Business 2.0’s Paul Sloan has been digging into the .CM domain name scam. A domain name broker managed to convince the government of Cameroon, which controls .cm, to do a deal where any mis-typed domain name, like Google.cm (instead of google.com), takes the visitor to an advertising-filled landing page (the ads are served by Yahoo).
While this is true, articles such as this (and the resulting firestorms), completely overlook the the fact that nearly every major company on the Internet is involved in similar practices:
- Google & Yahoo: Both of these companies knowingly provide ads to domain parkers. Google offers AdSense for Domains, and in fact built AdSense off of its Applied Semantics acquisition (the original domain advertiser). Yahoo has been supplying ads to domain parkers since YSM was Overture. In fact, Applied Semantics was a top 10 Overture partner when Google bought it. You cannot opt out of showing your ads on domain park pages - Google considers them ‘search pages’.
- Browsers (Microsoft & Firefox): If you’re running IE, type google.xom into the address bar. You’ll see Google Ads. Some estimates place their income at $600M from this practice. I’ve heard claims that Firefox does the same, but I haven’t been able to verify them.
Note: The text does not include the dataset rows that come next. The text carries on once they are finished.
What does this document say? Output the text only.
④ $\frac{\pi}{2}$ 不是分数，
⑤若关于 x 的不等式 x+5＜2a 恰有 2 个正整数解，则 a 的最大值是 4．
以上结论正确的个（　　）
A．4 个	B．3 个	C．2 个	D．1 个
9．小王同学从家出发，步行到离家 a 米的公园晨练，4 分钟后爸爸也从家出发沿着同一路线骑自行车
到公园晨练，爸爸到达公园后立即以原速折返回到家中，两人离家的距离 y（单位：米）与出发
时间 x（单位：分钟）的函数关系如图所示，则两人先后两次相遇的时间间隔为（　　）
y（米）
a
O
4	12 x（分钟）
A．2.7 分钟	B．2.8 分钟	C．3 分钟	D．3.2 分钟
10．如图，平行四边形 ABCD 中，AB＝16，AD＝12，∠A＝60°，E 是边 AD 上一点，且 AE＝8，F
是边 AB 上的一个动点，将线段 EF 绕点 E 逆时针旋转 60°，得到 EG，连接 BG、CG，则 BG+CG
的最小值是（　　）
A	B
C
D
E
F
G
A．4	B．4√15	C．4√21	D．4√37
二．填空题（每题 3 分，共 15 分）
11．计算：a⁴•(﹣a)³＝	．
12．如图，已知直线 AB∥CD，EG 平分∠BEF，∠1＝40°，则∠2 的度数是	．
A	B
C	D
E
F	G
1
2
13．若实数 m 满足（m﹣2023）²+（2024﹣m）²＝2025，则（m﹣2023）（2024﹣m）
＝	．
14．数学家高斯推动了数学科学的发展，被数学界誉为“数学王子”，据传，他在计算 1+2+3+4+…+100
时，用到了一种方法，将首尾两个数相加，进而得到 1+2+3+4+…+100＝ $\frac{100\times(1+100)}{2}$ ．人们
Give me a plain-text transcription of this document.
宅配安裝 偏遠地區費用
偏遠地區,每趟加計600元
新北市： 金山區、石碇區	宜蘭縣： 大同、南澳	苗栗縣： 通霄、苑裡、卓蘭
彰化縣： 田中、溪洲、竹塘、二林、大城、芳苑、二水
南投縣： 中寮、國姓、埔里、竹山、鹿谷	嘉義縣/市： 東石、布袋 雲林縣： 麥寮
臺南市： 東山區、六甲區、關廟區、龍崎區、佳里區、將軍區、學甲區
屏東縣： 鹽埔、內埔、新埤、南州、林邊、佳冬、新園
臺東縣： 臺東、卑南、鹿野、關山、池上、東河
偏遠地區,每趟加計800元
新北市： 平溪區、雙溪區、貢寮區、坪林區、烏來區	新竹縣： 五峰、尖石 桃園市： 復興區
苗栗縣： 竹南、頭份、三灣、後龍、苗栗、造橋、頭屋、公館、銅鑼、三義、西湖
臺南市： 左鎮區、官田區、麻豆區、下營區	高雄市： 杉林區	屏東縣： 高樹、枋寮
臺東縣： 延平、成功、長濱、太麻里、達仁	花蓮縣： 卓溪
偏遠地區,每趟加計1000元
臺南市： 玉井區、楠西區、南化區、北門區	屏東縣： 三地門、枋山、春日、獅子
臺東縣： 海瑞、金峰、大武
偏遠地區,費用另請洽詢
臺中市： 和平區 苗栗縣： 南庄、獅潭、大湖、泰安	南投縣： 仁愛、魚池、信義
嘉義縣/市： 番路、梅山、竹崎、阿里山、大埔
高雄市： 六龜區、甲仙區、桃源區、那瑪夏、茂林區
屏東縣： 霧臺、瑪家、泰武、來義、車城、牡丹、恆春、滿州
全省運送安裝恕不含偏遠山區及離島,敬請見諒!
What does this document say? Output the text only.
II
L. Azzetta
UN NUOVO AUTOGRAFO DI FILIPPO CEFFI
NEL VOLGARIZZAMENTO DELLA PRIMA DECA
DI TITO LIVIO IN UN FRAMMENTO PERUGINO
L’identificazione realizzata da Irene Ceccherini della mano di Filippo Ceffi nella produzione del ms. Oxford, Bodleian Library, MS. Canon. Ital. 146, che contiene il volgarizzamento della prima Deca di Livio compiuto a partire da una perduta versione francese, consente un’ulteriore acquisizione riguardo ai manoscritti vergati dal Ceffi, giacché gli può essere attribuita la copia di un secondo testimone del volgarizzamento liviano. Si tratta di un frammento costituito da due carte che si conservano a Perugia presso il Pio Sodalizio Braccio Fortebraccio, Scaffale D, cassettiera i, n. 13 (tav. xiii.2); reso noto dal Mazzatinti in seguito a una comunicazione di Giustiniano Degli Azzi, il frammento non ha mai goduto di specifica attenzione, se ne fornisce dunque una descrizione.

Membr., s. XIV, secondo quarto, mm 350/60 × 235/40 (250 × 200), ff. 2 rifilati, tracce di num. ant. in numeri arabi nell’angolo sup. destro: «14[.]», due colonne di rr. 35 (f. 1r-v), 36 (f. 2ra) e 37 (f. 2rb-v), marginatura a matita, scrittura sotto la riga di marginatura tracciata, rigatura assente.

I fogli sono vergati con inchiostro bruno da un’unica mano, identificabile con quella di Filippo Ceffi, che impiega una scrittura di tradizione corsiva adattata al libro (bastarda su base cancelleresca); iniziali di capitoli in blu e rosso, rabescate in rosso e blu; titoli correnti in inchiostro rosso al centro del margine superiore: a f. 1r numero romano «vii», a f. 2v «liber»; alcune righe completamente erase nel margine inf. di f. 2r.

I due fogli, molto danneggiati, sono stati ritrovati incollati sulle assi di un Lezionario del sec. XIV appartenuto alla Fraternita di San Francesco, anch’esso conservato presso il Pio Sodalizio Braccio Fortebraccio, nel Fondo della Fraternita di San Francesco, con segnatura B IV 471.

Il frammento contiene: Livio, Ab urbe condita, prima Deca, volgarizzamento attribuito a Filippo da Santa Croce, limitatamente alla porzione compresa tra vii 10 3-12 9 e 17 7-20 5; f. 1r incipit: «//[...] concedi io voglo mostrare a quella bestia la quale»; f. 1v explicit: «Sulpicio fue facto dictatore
- PC Manufacturers (Dell & Gateway): They seize error pages by default and show Google ads by default. More at SearchEngineLand
- OpenDNS: Perhaps the most disingenuous of the bunch. They are very vocal about all of the other organizations on this page, and are quick to promote their DNS servers as a solution. However, they do the exact same thing. When a nonexistent domain is typed, they show ads. In fact, their entire ‘free’ service is funded this way.
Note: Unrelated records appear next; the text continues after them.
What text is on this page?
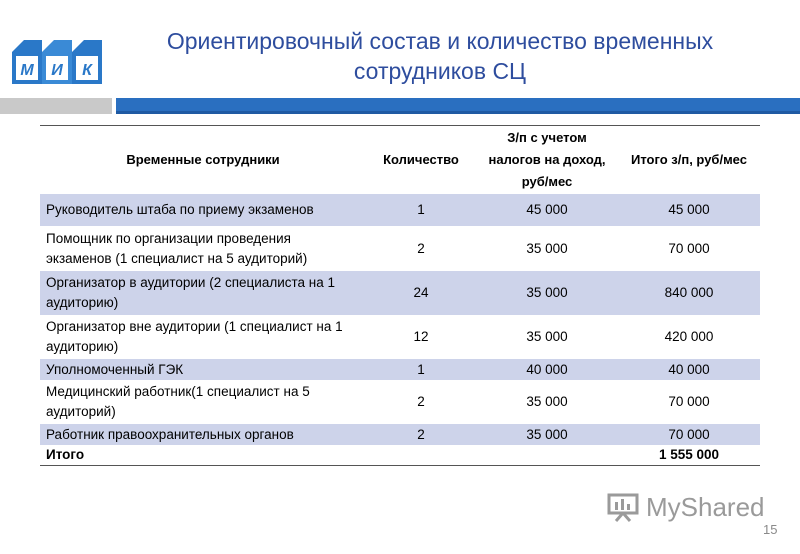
М И К
Ориентировочный состав и количество временных
сотрудников СЦ
Временные сотрудники	Количество	З/п с учетом налогов на доход, руб/мес	Итого з/п, руб/мес
Руководитель штаба по приему экзаменов	1	45 000	45 000
Помощник по организации проведения экзаменов (1 специалист на 5 аудиторий)	2	35 000	70 000
Организатор в аудитории (2 специалиста на 1 аудиторию)	24	35 000	840 000
Организатор вне аудитории (1 специалист на 1 аудиторию)	12	35 000	420 000
Уполномоченный ГЭК	1	40 000	40 000
Медицинский работник(1 специалист на 5 аудиторий)	2	35 000	70 000
Работник правоохранительных органов	2	35 000	70 000
Итого			1 555 000
MyShared
15
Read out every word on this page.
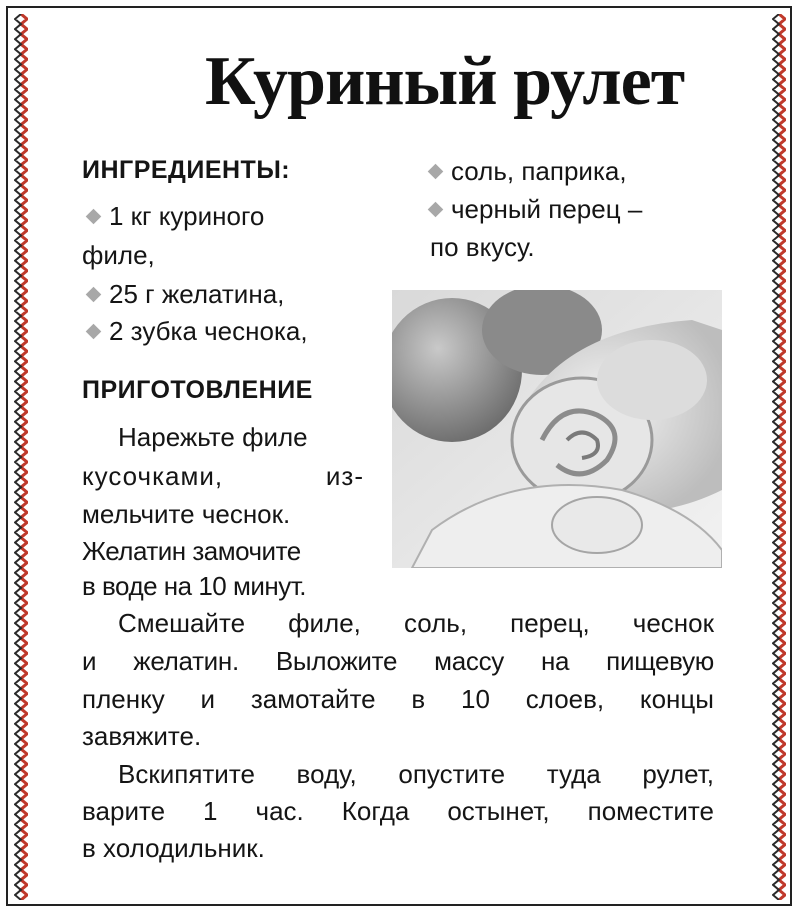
Куриный рулет
ИНГРЕДИЕНТЫ:
1 кг куриного
филе,
25 г желатина,
2 зубка чеснока,
соль, паприка,
черный перец –
по вкусу.
ПРИГОТОВЛЕНИЕ
Нарежьте филе
кусочками, из-
мельчите чеснок.
Желатин замочите
в воде на 10 минут.
Смешайте филе, соль, перец, чеснок
и желатин. Выложите массу на пищевую
пленку и замотайте в 10 слоев, концы
завяжите.
Вскипятите воду, опустите туда рулет,
варите 1 час. Когда остынет, поместите
в холодильник.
- ISPs (Earthlink, Charter, AOL, etc.): They work similarly to OpenDNS. They’ve modified their DNS servers to show ads (‘search results’) on mistyped domains that don’t have a URL.
- Hosting companies (1and1, etc.): I don’t know how widespread the problem is, but I noticed that the 404 pages at my old hosting company now display ads. See an example.
- Domain parkers: There are plenty of typo domains registered and receiving traffic.
- Verisign: Well, not at the moment. In 2003, Verisign tried to seize this market, but backed down under threat of lawsuit.